I start to work on colors, and pink appears, and I am the one to choose it: years ago, if you had told me that my corporate website would have been pink, I would have laughed so hard. But it’s 2021 (pretty much 2022) now. I use the picture of a flower shot by Francesco to test the size of the image. It’s not bad, I start thinking. One of my collaborators’ wives passes behind his screen and tells him “what is that flower about, A GRAVE?”.
Ok, we definitely need a b plan.
Francesco drags me back into his whirlwind of ideas: while I discover how to make the icons more captivating and colorful by animating them in After Effects, he selects, fights, checks, finds the right model, does the styling, does a styling test of clothes on the model in photoshop to see in advance if it works. If he had to pedal to light up the room with a dynamo, he probably would have.
Giulio and Davide optimize the game: we are still working with the new colors to simplify the interface. The game is very funny. Trés Ensoul. Elena guides me to find the right colors, even for icons: no longer the alarming red but a very classy petrol blue. We will use our faces in the game — yes, it makes sense to see them.

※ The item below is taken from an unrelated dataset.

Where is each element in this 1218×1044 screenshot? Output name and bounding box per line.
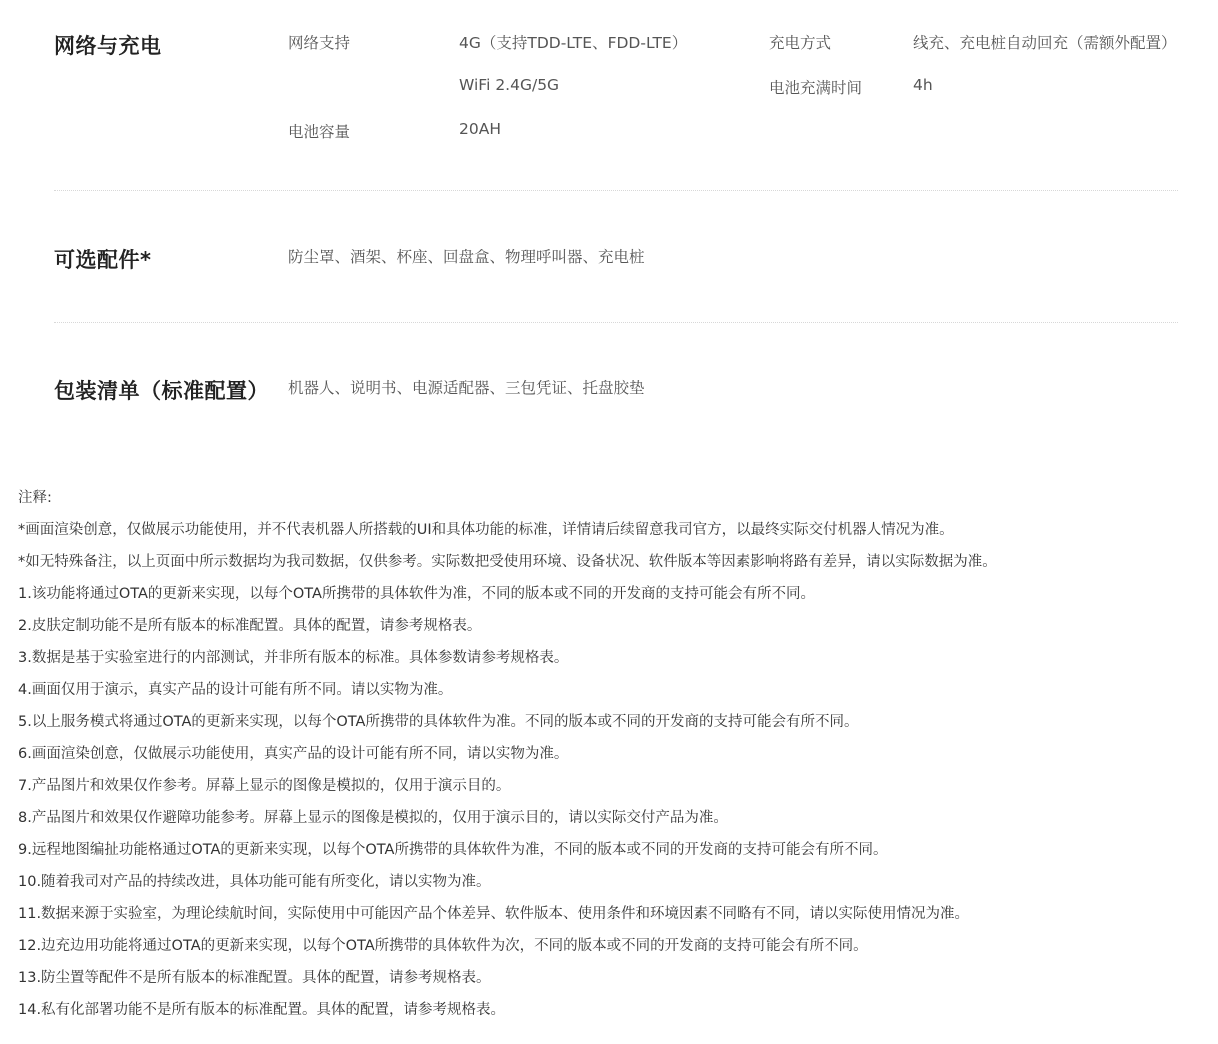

Only the cover photo is missing at this point.
December 2021
8 december. Shooting time! I gather the entire agency team where we will shoot the photographs.
Boomer alert: for the first time I really feel like the CEO of a marketing agency. I self-slap myself hard: feet back on the ground, Romanin. You are a web developer. You may have thought of the concept of the model mirroring herself into technology with Francesco, sure, but breathe back slowly. You’re a developer.
The shooting turns out to be big fun, the model and the MUA are really good, and Francesco also does his utmost to create light painting experiments (available in NFT for those who might be interested). Within a few hours Francesco sends me the pictures. My wife sees me smiling for the first time since our wedding.
We do the tests, I’m happy: launch is confirmed on December 15th.
It is Friday 10 December when Francesco writes to me “listen, but is it ok that the videos are not working on iPhone?”.
We haven’t done enough debugging. No, to be honest; we hadn’t really tried it on the iPhone once until then. Madness. A thousand nightmares crowd my round head: it is very likely that the whole video system that we have concocted in recent months may not work on the iPhone, which has much tighter security policies on the topic. A whole site suddenly mute on iPhone. “This site looks better on mobile, BUT NOT ON IPHONE”.
Well yes, it seems to me an excellent business card for international agencies.
I spend a weekend ruminating and grumbling: on Monday morning at the kickoff Matteo just says “ouch!”. And I cry bitter tears. After an hour he writes on Slack: he punched the site like Fonzie and now it works flawlessly on iPhone too.
“YA DON’T SAY?” I say, quoting Steve Jobs.
For real, yes. We even find the time to implement dark mode at the last minute, and to spend two days of development on Lighthouse and nginx to improve its performance until it works fine on a Alcatel phone built in 1918.
After the publication, when I get the first compliments, the first offers of microcorrection to the furlan texts, and everything starts to work, I look for a moment at the mountain of work we have climbed, with all the beautiful people who have helped us and contributed to the project (hello Beatrice Peterchiutto, Manuel Maggio, Andrea Zini, the boys from Mabiloft and Belka, the always magical Nama). Maybe we won’t win no award, yet the feeling of having built something outside the box is there, and I can only be grateful to everyone. It’s a newer, truer picture of what we have become and what we want to become. From here, finally, I see the future I want.